Antiplatelet therapy before saphenous vein graft surgery produces better outcomes

January 29, 2013 – Ralf Harskamp, MD, was first author of a new study that analyzed how patients responded to different therapies before undergoing a coronary artery bypass graft.

Antiplatelet therapy before saphenous vein graft (SVG) surgery is associated with a lower risk of adverse cardiac events, according to a new study by the DCRI’s Ralf Harskamp, MD, and Renato Lopes, MD, PhD, and colleagues from the University of Amsterdam.

The study appears in the January 15 issue of The American Journal of Cardiology.

SVG surgery is a procedure in which surgeons remove part of the saphenous vein (which runs through the lower leg and thigh) to repair damaged blood vessels, as in a coronary artery bypass graft (CABG). Current guidelines for SVG and CABG recommend the use of antiplatelet therapy after the procedure to improve the odds of success. Nonetheless, SVG failure occurs in half of all CABG patients. SVG procedures are also associated with worse outcomes than native-vessel percutaneous coronary intervention (PCI). Recent efforts to improve outcomes have met with mixed results. Harskamp, Lopes, and their colleagues attempted to determine whether the use of antiplatelet therapy before SVG could produce better outcomes.

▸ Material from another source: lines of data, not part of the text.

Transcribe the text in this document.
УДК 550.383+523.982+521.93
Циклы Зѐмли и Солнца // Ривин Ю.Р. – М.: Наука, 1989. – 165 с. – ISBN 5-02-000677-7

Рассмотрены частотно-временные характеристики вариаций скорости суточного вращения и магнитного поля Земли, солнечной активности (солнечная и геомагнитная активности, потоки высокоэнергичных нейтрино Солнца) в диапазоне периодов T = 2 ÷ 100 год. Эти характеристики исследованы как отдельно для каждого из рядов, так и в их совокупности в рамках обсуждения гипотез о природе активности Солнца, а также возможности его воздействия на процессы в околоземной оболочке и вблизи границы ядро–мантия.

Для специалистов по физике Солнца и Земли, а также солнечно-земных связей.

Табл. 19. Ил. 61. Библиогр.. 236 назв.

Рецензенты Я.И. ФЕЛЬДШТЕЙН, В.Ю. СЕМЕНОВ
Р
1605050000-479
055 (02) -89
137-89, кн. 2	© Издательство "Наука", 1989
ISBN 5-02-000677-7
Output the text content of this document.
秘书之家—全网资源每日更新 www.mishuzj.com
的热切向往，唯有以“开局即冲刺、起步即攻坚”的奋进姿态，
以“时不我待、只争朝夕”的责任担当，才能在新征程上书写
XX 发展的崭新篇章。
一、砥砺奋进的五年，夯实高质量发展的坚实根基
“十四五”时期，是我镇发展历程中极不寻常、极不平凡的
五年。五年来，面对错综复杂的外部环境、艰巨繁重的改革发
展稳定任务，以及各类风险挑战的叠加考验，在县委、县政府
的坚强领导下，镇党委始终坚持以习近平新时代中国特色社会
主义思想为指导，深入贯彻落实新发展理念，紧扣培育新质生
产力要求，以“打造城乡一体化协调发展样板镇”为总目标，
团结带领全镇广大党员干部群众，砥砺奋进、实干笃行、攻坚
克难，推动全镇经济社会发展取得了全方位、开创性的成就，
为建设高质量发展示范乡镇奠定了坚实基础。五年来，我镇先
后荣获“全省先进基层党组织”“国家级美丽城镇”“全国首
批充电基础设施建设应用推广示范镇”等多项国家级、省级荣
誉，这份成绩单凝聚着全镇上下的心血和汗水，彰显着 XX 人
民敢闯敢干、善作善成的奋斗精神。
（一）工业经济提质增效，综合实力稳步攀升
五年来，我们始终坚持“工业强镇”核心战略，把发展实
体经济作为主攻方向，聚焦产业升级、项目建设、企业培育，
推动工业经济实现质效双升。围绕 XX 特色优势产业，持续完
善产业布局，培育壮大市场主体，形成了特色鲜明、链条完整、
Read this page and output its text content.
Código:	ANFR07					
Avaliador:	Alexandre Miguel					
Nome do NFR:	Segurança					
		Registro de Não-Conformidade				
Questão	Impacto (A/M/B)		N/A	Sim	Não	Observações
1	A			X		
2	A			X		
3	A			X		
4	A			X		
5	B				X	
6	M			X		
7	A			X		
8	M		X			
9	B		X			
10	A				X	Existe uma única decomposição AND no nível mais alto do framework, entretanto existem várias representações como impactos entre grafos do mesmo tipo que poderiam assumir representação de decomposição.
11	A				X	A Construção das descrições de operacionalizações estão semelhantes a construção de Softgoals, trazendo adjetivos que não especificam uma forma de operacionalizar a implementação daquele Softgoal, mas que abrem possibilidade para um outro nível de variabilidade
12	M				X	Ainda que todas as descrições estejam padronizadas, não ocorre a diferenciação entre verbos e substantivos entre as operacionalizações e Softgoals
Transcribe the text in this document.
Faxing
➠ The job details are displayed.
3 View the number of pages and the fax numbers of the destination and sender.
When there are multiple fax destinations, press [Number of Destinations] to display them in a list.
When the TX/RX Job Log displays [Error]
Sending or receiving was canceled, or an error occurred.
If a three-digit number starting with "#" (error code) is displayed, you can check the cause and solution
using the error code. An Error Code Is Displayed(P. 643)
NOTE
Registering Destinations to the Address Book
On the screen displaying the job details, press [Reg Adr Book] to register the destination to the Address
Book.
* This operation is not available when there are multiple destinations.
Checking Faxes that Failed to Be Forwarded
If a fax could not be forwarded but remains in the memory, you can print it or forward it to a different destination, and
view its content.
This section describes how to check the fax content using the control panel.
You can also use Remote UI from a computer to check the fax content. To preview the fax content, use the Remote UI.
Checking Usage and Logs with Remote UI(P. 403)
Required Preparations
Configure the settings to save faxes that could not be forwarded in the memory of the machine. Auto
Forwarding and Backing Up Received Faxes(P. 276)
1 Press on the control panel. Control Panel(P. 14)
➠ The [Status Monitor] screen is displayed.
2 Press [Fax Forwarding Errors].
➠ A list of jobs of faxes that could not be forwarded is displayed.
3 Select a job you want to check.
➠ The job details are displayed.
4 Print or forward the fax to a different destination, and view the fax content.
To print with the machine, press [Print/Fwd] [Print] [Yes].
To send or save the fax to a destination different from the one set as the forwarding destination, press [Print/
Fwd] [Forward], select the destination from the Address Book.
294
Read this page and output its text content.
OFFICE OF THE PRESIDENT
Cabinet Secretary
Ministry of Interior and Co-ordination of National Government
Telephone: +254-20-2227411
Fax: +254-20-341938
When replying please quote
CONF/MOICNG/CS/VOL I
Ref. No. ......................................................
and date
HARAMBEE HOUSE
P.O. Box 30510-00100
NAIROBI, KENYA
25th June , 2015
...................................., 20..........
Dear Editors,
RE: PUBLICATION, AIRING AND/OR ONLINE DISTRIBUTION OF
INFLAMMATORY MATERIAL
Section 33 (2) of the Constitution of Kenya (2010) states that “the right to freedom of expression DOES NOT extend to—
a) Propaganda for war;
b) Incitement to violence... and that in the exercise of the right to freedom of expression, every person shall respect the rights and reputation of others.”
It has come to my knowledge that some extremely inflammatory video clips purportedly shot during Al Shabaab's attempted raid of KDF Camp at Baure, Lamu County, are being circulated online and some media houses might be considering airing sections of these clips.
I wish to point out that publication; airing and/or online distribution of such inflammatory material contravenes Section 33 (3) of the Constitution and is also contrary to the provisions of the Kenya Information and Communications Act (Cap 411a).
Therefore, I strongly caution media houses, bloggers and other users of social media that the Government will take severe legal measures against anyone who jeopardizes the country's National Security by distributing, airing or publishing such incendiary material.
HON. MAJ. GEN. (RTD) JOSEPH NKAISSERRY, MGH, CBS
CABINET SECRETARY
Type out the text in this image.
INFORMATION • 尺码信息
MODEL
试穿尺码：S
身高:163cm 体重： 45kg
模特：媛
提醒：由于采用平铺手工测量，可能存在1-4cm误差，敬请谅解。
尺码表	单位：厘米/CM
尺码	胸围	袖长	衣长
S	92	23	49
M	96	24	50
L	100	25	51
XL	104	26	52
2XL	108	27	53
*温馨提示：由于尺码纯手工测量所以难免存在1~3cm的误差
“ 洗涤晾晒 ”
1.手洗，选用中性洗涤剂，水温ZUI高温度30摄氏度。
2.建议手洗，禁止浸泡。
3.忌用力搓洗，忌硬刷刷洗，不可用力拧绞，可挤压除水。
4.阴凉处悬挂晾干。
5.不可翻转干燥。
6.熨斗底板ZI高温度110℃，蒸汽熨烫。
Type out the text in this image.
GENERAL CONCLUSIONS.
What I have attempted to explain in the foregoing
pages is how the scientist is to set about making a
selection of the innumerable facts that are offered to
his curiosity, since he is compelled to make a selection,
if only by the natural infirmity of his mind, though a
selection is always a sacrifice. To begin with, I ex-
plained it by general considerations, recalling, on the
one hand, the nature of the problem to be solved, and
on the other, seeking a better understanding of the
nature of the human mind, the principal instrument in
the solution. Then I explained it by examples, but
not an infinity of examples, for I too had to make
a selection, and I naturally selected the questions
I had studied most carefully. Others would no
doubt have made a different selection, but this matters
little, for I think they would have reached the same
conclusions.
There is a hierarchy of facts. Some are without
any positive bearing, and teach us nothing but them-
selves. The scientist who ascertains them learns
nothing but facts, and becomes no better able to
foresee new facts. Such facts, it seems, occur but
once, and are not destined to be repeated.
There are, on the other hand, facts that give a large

To do so, the researchers obtained data on patients who underwent SVG intervention at the University of Amsterdam between 2003 and 2008. Patients were divided into three groups: those who received no antiplatelet therapy prior to hospital admission, those who received aspirin or clopidogrel before admission, and those who received dual antiplatelet therapy (aspirin and another antiplatelet drug) before admission. Clinical follow-up examinations were performed at 30 days and 1 year.

Of the 225 patients who underwent SVG intervention, 87 percent were men, and the mean age was 70 years. Twenty-one patients (9.4 percent) were not receiving antiplatelet therapy, 102 (45.3 percent) were receiving aspirin or clopidogrel, and 102 (45.3 percent) were receiving dual antiplatelet therapy. Incidence of death, heart attack, revascularization, and stroke was greater at 30 days in patients without preadmission antiplatelet use (38.1 percent) than in patients who received aspirin or clopidogrel (14.9 percent) or those who received dual antiplatelet therapy (13.9 percent). Similar findings were found at 1 year (52.4 percent, 29.5 percent, and 28.3 percent, respectively). Dual antiplatelet therapy, the researchers concluded, was not superior to single antiplatelet therapy in producing better patient outcomes.

Although the study’s findings suggest that antiplatelet therapy prior to hospitalization can produce better outcomes for SVG patients, the researchers cautioned that this strategy has limitations. Many CABG patients are resistant to aspirin, for example. Further research into the efficacy and safety of antiplatelet agents is needed, the authors said.